The strangest of our Catholic experiences was the Convento / Monasterio de Santa Paula. We were welcomed with open arms to see the art collection amassed by the sisters. They even have baked goods, jams, and preserves for sale.

Treasure room.

“Jesus as the Good Shepherd,” 18th Century.
Creepy baby.
Even the nuns have tile.

Getting around to see all of this religious art was real pain and suffering for us.

And eventually Doer said he’d seen enough churches for one trip, thankyouverymuch.

After a few days of serious churching, we stopped outside the Iglesia del Salvador for our weekly FaceTime with Grandma Esther.

Moving on to more secular things, La Real Fábrica de Tabacos de Sevilla, a tabacalera or old tobacco factory and the setting of four different operas, the most famous being Bizet’s Carmen.

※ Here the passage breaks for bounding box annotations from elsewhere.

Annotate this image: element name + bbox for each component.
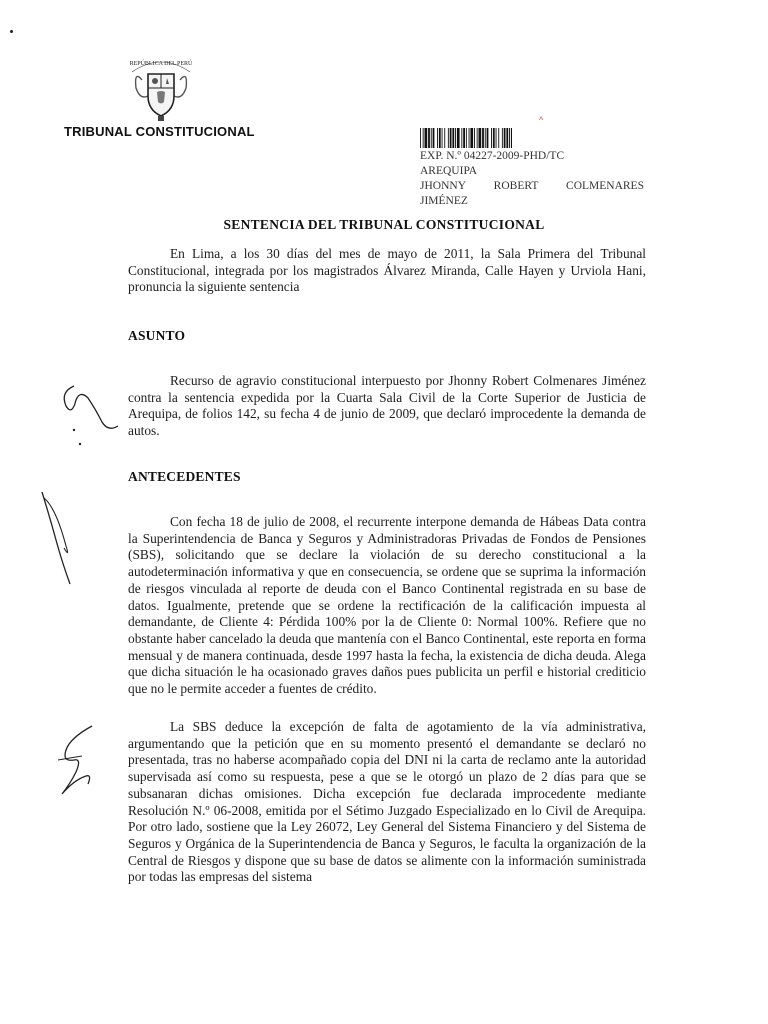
document-title: SENTENCIA DEL TRIBUNAL CONSTITUCIONAL <box>223 217 545 232</box>
red-mark: ^ <box>539 115 544 125</box>
handwritten-signature-mark <box>52 720 108 800</box>
intro-text: En Lima, a los 30 días del mes de mayo de 2011, la Sala Primera del Tribunal Constitucional, integrada por los magistrados Álvarez Miranda, Calle Hayen y Urviola Hani, pronuncia la siguiente sentencia <box>128 246 646 295</box>
scan-dot <box>10 30 13 33</box>
institution-name: TRIBUNAL CONSTITUCIONAL <box>64 124 255 139</box>
intro-paragraph <box>128 246 646 296</box>
svg-text:REPÚBLICA DEL PERÚ: REPÚBLICA DEL PERÚ <box>129 61 193 67</box>
case-number: EXP. N.º 04227-2009-PHD/TC <box>420 150 565 162</box>
antecedentes-paragraph-1 <box>128 514 646 698</box>
party-surname: COLMENARES <box>566 180 644 192</box>
party-second-surname: JIMÉNEZ <box>420 195 468 207</box>
case-location: AREQUIPA <box>420 165 478 177</box>
party-first-name: JHONNY <box>420 180 466 192</box>
asunto-paragraph <box>128 373 646 440</box>
asunto-heading: ASUNTO <box>128 328 186 343</box>
antecedentes-paragraph-2 <box>128 719 646 886</box>
handwritten-initials-mark <box>52 378 132 448</box>
party-name-line <box>420 179 644 194</box>
case-file-block <box>420 149 644 209</box>
antecedentes-text-2: La SBS deduce la excepción de falta de agotamiento de la vía administrativa, argumentando que la petición que en su momento presentó el demandante se declaró no presentada, tras no haberse acompañado copia del DNI ni la carta de reclamo ante la autoridad supervisada así como su respuesta, pese a que se le otorgó un plazo de 2 días para que se subsanaran dichas omisiones. Dicha excepción fue declarada improcedente mediante Resolución N.º 06-2008, emitida por el Sétimo Juzgado Especializado en lo Civil de Arequipa. Por otro lado, sostiene que la Ley 26072, Ley General del Sistema Financiero y del Sistema de Seguros y Orgánica de la Superintendencia de Banca y Seguros, le faculta la organización de la Central de Riesgos y dispone que su base de datos se alimente con la información suministrada por todas las empresas del sistema <box>128 719 646 885</box>
asunto-text: Recurso de agravio constitucional interpuesto por Jhonny Robert Colmenares Jiménez contra la sentencia expedida por la Cuarta Sala Civil de la Corte Superior de Justicia de Arequipa, de folios 142, su fecha 4 de junio de 2009, que declaró improcedente la demanda de autos. <box>128 373 646 439</box>
national-emblem-logo <box>122 50 200 126</box>
antecedentes-heading: ANTECEDENTES <box>128 469 241 484</box>
party-middle-name: ROBERT <box>493 180 539 192</box>
coat-of-arms-icon <box>122 50 200 126</box>
handwritten-stroke-mark <box>36 488 86 588</box>
antecedentes-text-1: Con fecha 18 de julio de 2008, el recurrente interpone demanda de Hábeas Data contra la Superintendencia de Banca y Seguros y Administradoras Privadas de Fondos de Pensiones (SBS), solicitando que se declare la violación de su derecho constitucional a la autodeterminación informativa y que en consecuencia, se ordene que se suprima la información de riesgos vinculada al reporte de deuda con el Banco Continental registrada en su base de datos. Igualmente, pretende que se ordene la rectificación de la calificación impuesta al demandante, de Cliente 4: Pérdida 100% por la de Cliente 0: Normal 100%. Refiere que no obstante haber cancelado la deuda que mantenía con el Banco Continental, este reporta en forma mensual y de manera continuada, desde 1997 hasta la fecha, la existencia de dicha deuda. Alega que dicha situación le ha ocasionado graves daños pues publicita un perfil e historial crediticio que no le permite acceder a fuentes de crédito. <box>128 514 646 697</box>
barcode <box>420 128 512 148</box>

Sevilla’s position on the Guadalquivir river allowed ships returning from the Americas to unload tobacco and other products they were carrying back to the Old World. Today, this complex is home to the University of Sevilla.

Original doors featuring – what else? – native Americans smoking tobacco and the legend surrounding it.

We took a tour of the grounds and passed an exhibition of sculpture inside one of the corridors.

We ate very well in Sevilla, it being one of the few places in Spain that one can still get free tapas with a drink.


We tried the Catalan politics-inspired tapa. The principal ingredient, the server informed us, was chicken.

We found time to do a food tour with the same company we used in San Sebastián. Our guide found some local dishes we would not have encountered on our own.

Doer being a real ham.

We even drank well despite the local beer.

Dis mofo again, trying to sell his swill.
Whether the Cruzcampo is with or without alcohol, dry sherry is always a better choice.
Sherry served in a test tube? Don’t mind if we do.

One time, Dreamer was really craving a beer.

What was she thinking?!
So cheeky!

She won’t make that mistake again! Always drink the sherry in Cruzcampoland.

So Sevillano (or Valencian).

Sevilla is an interesting mix of new and old. The center of town features La Seta, or The Mushroom, an undulating roof covering a central plaza and bustling retail area.

Modern roof kiss selfie!

We made one more visit to Plaza de España before our train left. One part of the plaza is now a military history museum, complete with all manor of relics, from uniforms…

To artillery…

American “Hawk” surface-to-air missile. Who knew there were so many electronics inside?

To an old Heidelberg printing press used to disseminate the day’s briefing…

To surgical implements…

Bone saws. That’s gotta hurt!

To WWII-era technologies.

Enigma machine.
Collection of vacuum tubes.

Anyway, only one of us really enjoyed the last visit.

Stop worrying selfie!

And no surprise, we still arrived at the train station in plenty of time to return home for our next adventure.